Lullaby
- First edition
- Author: Ace Atkins
- Language: English
- Series: Spenser
- Genre: Detective fiction
- Publisher: Putnam Adult
- Publication date: 2012
- Publication place: United States
- Media type: Print (hardback & paperback) and audio CD
- Pages: 320 pp
- ISBN: 0-399-15803-0
- Preceded by: Sixkill
- Followed by: Wonderland

= Lullaby (Atkins novel) =

2012 novel by Ace Atkins

Lullaby is the 41st novel featuring Robert B. Parker's fictional detective Spenser. It is the first official Spenser novel not written by Parker, but by Ace Atkins. Atkins was asked to write the novel after Parker's death in 2010.

==Plot==
Mattie Sullivan, a fourteen-year-old girl, recruits Spenser to solve her mother's murder four years earlier.

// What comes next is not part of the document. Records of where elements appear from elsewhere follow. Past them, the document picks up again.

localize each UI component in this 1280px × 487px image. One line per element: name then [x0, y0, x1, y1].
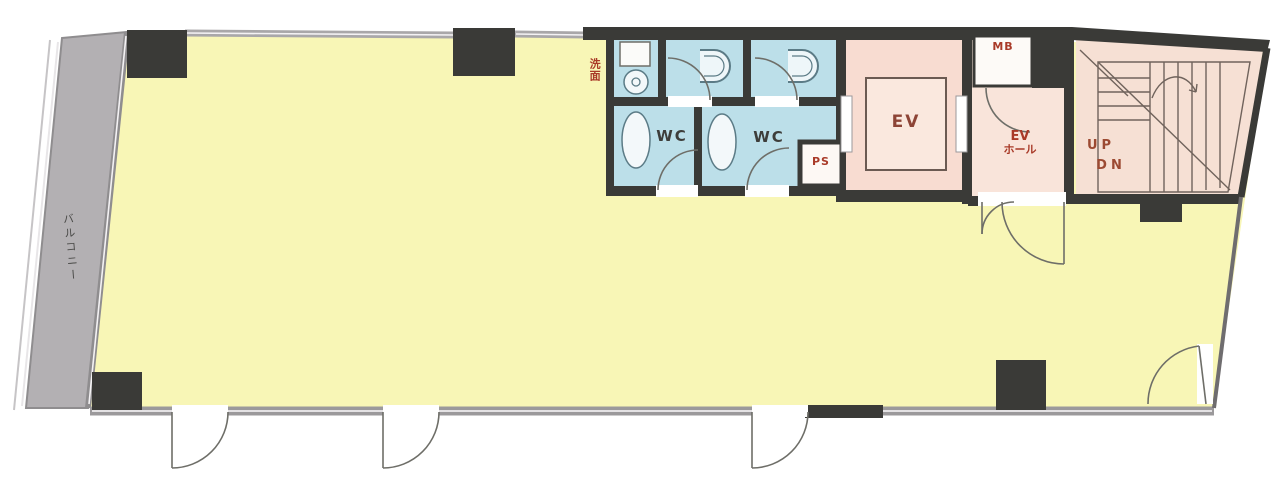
stall1-door-opening: [668, 96, 712, 107]
column-bottom-left: [92, 372, 142, 410]
wc-left-door-opening: [656, 185, 698, 197]
stairs-down-label: DN: [1090, 159, 1132, 173]
washroom-stall1-wall: [658, 30, 666, 104]
ev-bottom-wall: [836, 190, 972, 202]
vanity-basin-wc-right: [708, 114, 736, 170]
ev-hall-label: EV ホール: [984, 130, 1056, 156]
hall-door-jamb-left: [968, 196, 978, 206]
wc-divider-wall: [694, 100, 702, 192]
washroom-label: 洗面: [588, 46, 600, 94]
stairs-up-label: UP: [1080, 139, 1122, 153]
column-top-mid: [453, 28, 515, 76]
elevator-label: EV: [880, 113, 932, 132]
exterior-door3-arc: [752, 412, 808, 468]
wc-right-label: WC: [743, 129, 795, 146]
floor-plan: バルコニー 洗面 WC WC PS EV MB EV ホール UP DN: [0, 0, 1280, 487]
meter-box-label: MB: [976, 41, 1030, 53]
floor-plan-drawing: [0, 0, 1280, 487]
exterior-door1-opening: [172, 405, 228, 417]
service-block-left-wall: [606, 30, 614, 196]
sink-counter-icon: [620, 42, 650, 66]
ps-label: PS: [800, 156, 842, 168]
stall1-stall2-wall: [743, 30, 751, 104]
bottom-wall-segment: [805, 405, 883, 418]
ev-hall-label-line2: ホール: [984, 144, 1056, 156]
wc-left-label: WC: [646, 128, 698, 145]
hall-door-opening: [978, 192, 1066, 206]
wc-right-door-opening: [745, 185, 789, 197]
exterior-door3-opening: [752, 405, 808, 417]
stalls-wc-wall: [614, 97, 836, 106]
ev-hall-label-line1: EV: [984, 130, 1056, 144]
stairs-column: [1140, 196, 1182, 222]
exterior-door1-arc: [172, 412, 228, 468]
toilet-icon-stall2: [788, 50, 818, 82]
elevator-door-slot-left: [841, 96, 852, 152]
washbasin-round-icon: [624, 70, 648, 94]
top-window-right-glass: [516, 34, 584, 35]
elevator-door-slot-right: [956, 96, 967, 152]
exterior-door2-opening: [383, 405, 439, 417]
column-bottom-right: [996, 360, 1046, 410]
hall-stairs-wall: [1064, 30, 1074, 204]
toilet-icon-stall1: [700, 50, 730, 82]
stall2-door-opening: [755, 96, 799, 107]
column-top-left: [127, 30, 187, 78]
exterior-door2-arc: [383, 412, 439, 468]
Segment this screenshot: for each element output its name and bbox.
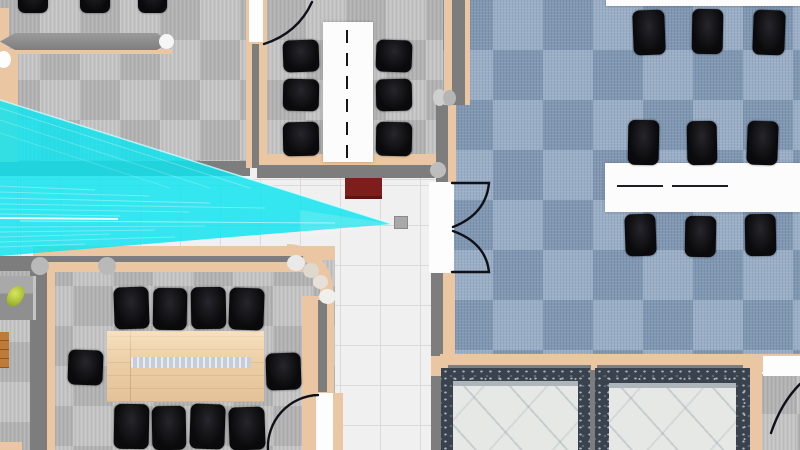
door-arc-meeting-room xyxy=(264,2,312,44)
door-arc-blue-office-bottom xyxy=(452,231,489,272)
floorplan-viewport[interactable] xyxy=(0,0,800,450)
door-arc-conference-room xyxy=(268,395,318,450)
robot-marker xyxy=(394,216,408,229)
lidar-cone xyxy=(0,100,392,256)
door-arc-bottom-right xyxy=(771,384,800,433)
door-arc-blue-office-top xyxy=(452,183,489,227)
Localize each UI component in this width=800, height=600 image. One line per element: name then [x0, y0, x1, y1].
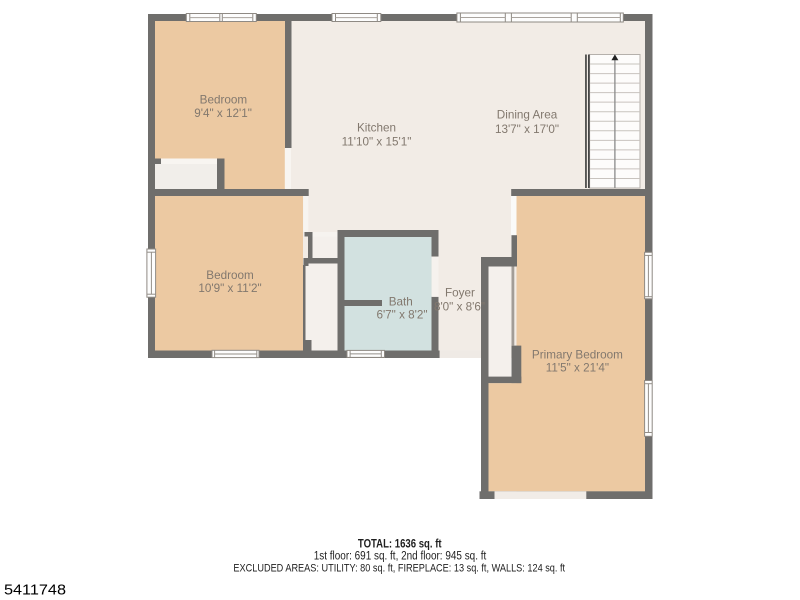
svg-text:13'7" x 17'0": 13'7" x 17'0": [495, 123, 559, 136]
svg-text:10'9" x 11'2": 10'9" x 11'2": [198, 282, 261, 295]
svg-text:6'7" x 8'2": 6'7" x 8'2": [376, 308, 427, 321]
svg-text:8'0" x 8'6": 8'0" x 8'6": [434, 301, 485, 314]
svg-text:1st floor: 691 sq. ft, 2nd flo: 1st floor: 691 sq. ft, 2nd floor: 945 sq…: [314, 550, 487, 562]
svg-text:Bath: Bath: [389, 296, 413, 309]
svg-text:Primary Bedroom: Primary Bedroom: [532, 348, 623, 361]
svg-text:Bedroom: Bedroom: [200, 94, 247, 107]
svg-text:Dining Area: Dining Area: [497, 109, 558, 122]
svg-text:9'4" x 12'1": 9'4" x 12'1": [194, 107, 252, 120]
svg-text:11'10" x 15'1": 11'10" x 15'1": [342, 135, 412, 148]
svg-text:Foyer: Foyer: [445, 287, 475, 300]
svg-text:Bedroom: Bedroom: [206, 269, 253, 282]
svg-text:EXCLUDED AREAS: UTILITY: 80 sq: EXCLUDED AREAS: UTILITY: 80 sq. ft, FIRE…: [233, 562, 565, 574]
svg-text:Kitchen: Kitchen: [357, 122, 396, 135]
svg-text:11'5" x 21'4": 11'5" x 21'4": [546, 362, 609, 375]
svg-text:5411748: 5411748: [4, 582, 66, 598]
svg-text:TOTAL: 1636 sq. ft: TOTAL: 1636 sq. ft: [358, 539, 442, 551]
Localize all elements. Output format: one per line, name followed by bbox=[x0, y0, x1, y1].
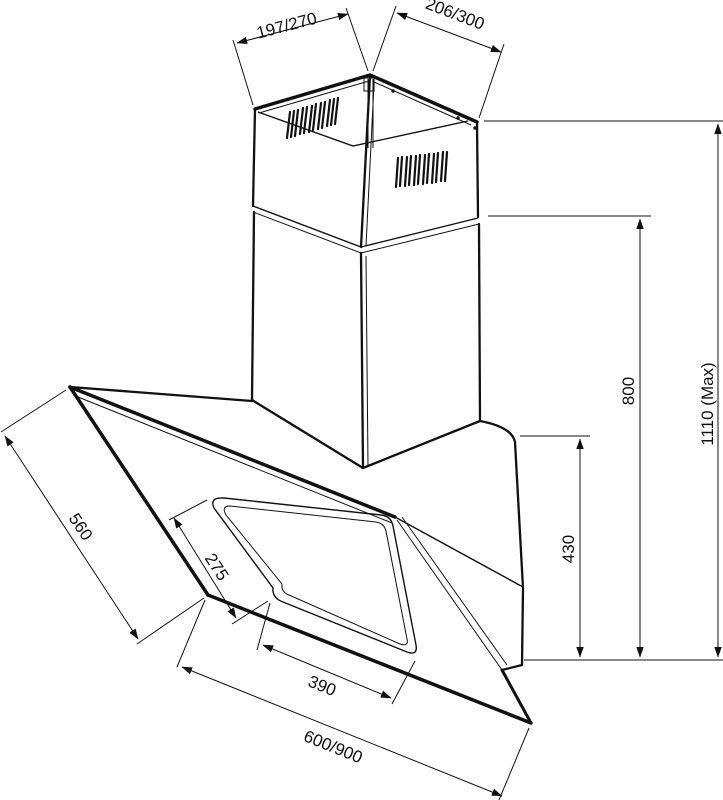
dim-label-chimney-height: 800 bbox=[619, 377, 638, 405]
technical-diagram-canvas: 197/270 206/300 1110 (Max) 800 430 560 bbox=[0, 0, 723, 800]
dim-label-chimney-top-left: 197/270 bbox=[254, 9, 318, 43]
dim-label-panel-depth: 560 bbox=[65, 510, 97, 544]
chimney-upper-section bbox=[253, 75, 478, 247]
vent-slots-right bbox=[396, 152, 447, 187]
dim-label-glass-width: 390 bbox=[305, 672, 338, 700]
dim-label-max-height: 1110 (Max) bbox=[698, 362, 717, 445]
dimension-body-height: 430 bbox=[520, 436, 590, 657]
dim-label-body-height: 430 bbox=[559, 535, 578, 563]
dim-label-hood-width: 600/900 bbox=[301, 727, 365, 768]
hood-body bbox=[70, 387, 531, 723]
hood-dimension-drawing: 197/270 206/300 1110 (Max) 800 430 560 bbox=[0, 0, 723, 800]
rim-screw-hole bbox=[391, 89, 394, 92]
glass-panel bbox=[213, 498, 417, 653]
dimension-glass-width: 390 bbox=[257, 603, 415, 704]
dimension-chimney-top-left: 197/270 bbox=[233, 8, 368, 105]
dimension-chimney-top-right: 206/300 bbox=[373, 0, 504, 118]
dim-label-glass-depth: 275 bbox=[201, 550, 232, 584]
rim-screw-hole bbox=[456, 116, 459, 119]
dimension-max-height: 1110 (Max) bbox=[484, 121, 723, 657]
dim-label-chimney-top-right: 206/300 bbox=[423, 0, 487, 34]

The man convicted of her murder, Mickey Green, was a friend of Mattie's mother and Mattie believes he was framed. When an old mob figure named Jumpin' Jack Flynn appears to be involved (along with Spenser's longtime enemies the Broz family), Spenser calls in Hawk and Vinnie Morris for back up.

==Recurring characters==
- Spenser
- Hawk
- Dr. Susan Silverman, Ph.D
- Cpt. Martin Quirk, Boston Police Department
- Sgt. Frank Belson, Boston Police Department
- Vinnie Morris
- Gerry Broz
- Joe Broz

==Reception==
Reviews for the first of Atkins' novels featuring Spenser were overwhelmingly positive. Most reviewers felt Atkins successfully imitated Parker's voice, pacing and the character's banter. They also praised the complexity of the plot.